Doughty’s work of flash prose starts from a deceptively simple premise: the short questionnaires that in the Age of COVID have become ubiquitous features of health clinics and hospitals. However, beyond the opening question, which plays the concept straight, the piece wildly diverts from its quotidian premise. It should be noted, though, that while the end result of "Screening Questionnaire" is a surreal journey through the narrator/speaker’s headspace, the escalation that takes the reader from the tedium of screening questions to something entirely else is remarkably logical, in that each associative leap the piece makes is proportional and has clear linkages.

Throughout the piece, Doughty relishes the opportunities to laugh with and at language and its inherent absurdity.
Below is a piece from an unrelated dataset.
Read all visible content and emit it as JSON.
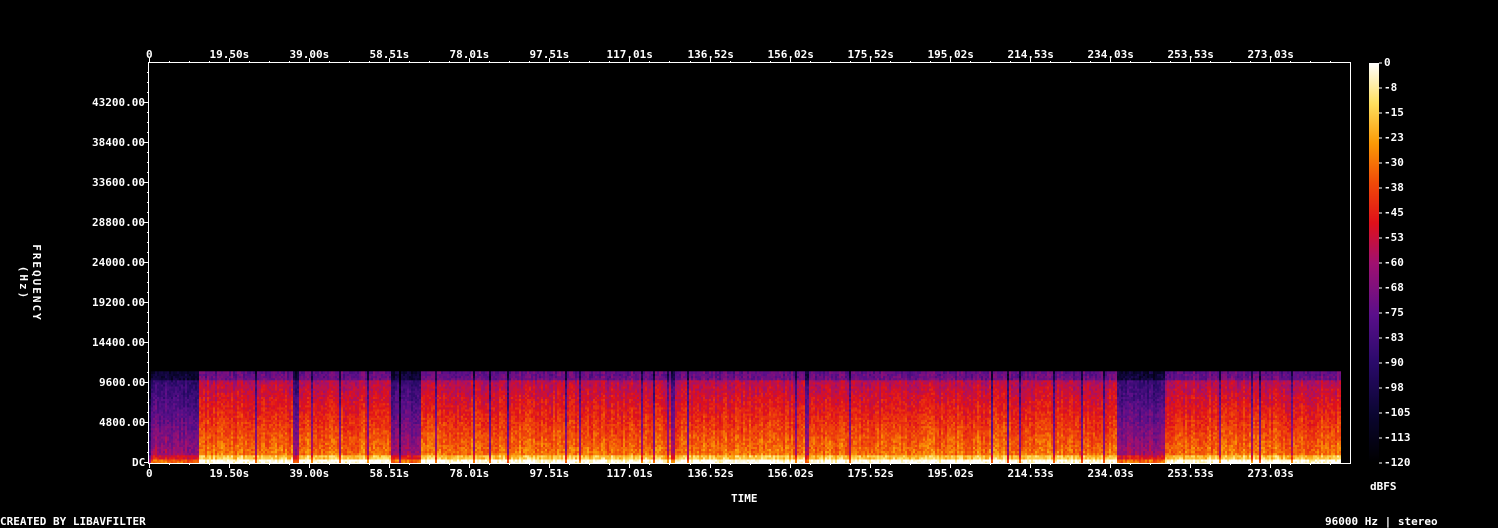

Doughty illuminates how so much of human language is reliant on dead metaphors whose literal meanings must be ignored, even outright buried, lest they disrupt the tenuous realities we attempt to forge with our words. Lines such as “Alternatively, crow’s feet that then grew bodies and took flight” demonstrate this. Doughty also has fun at the expense of the piece’s unnamed protagonist, whose journey from hypothetical existence (the “you” referred to in the questionnaire) to a very real existence is established through increasingly specific details, such as a beautiful description of a bathroom tap overgrown with lichens.

What is most effective about "Screening Questionnaire" is that despite the occasion and inspiration that created it, it feels more timeless than timely, not dependent on the reader being inside of the pandemic history bubble for it to have meaning and a capacity for exerting delight. This is down to the piece breaking away so entirely from its premise and becoming, as I mentioned before, something else. To paraphrase the piece’s closing question, “Isn’t that better than the alternative?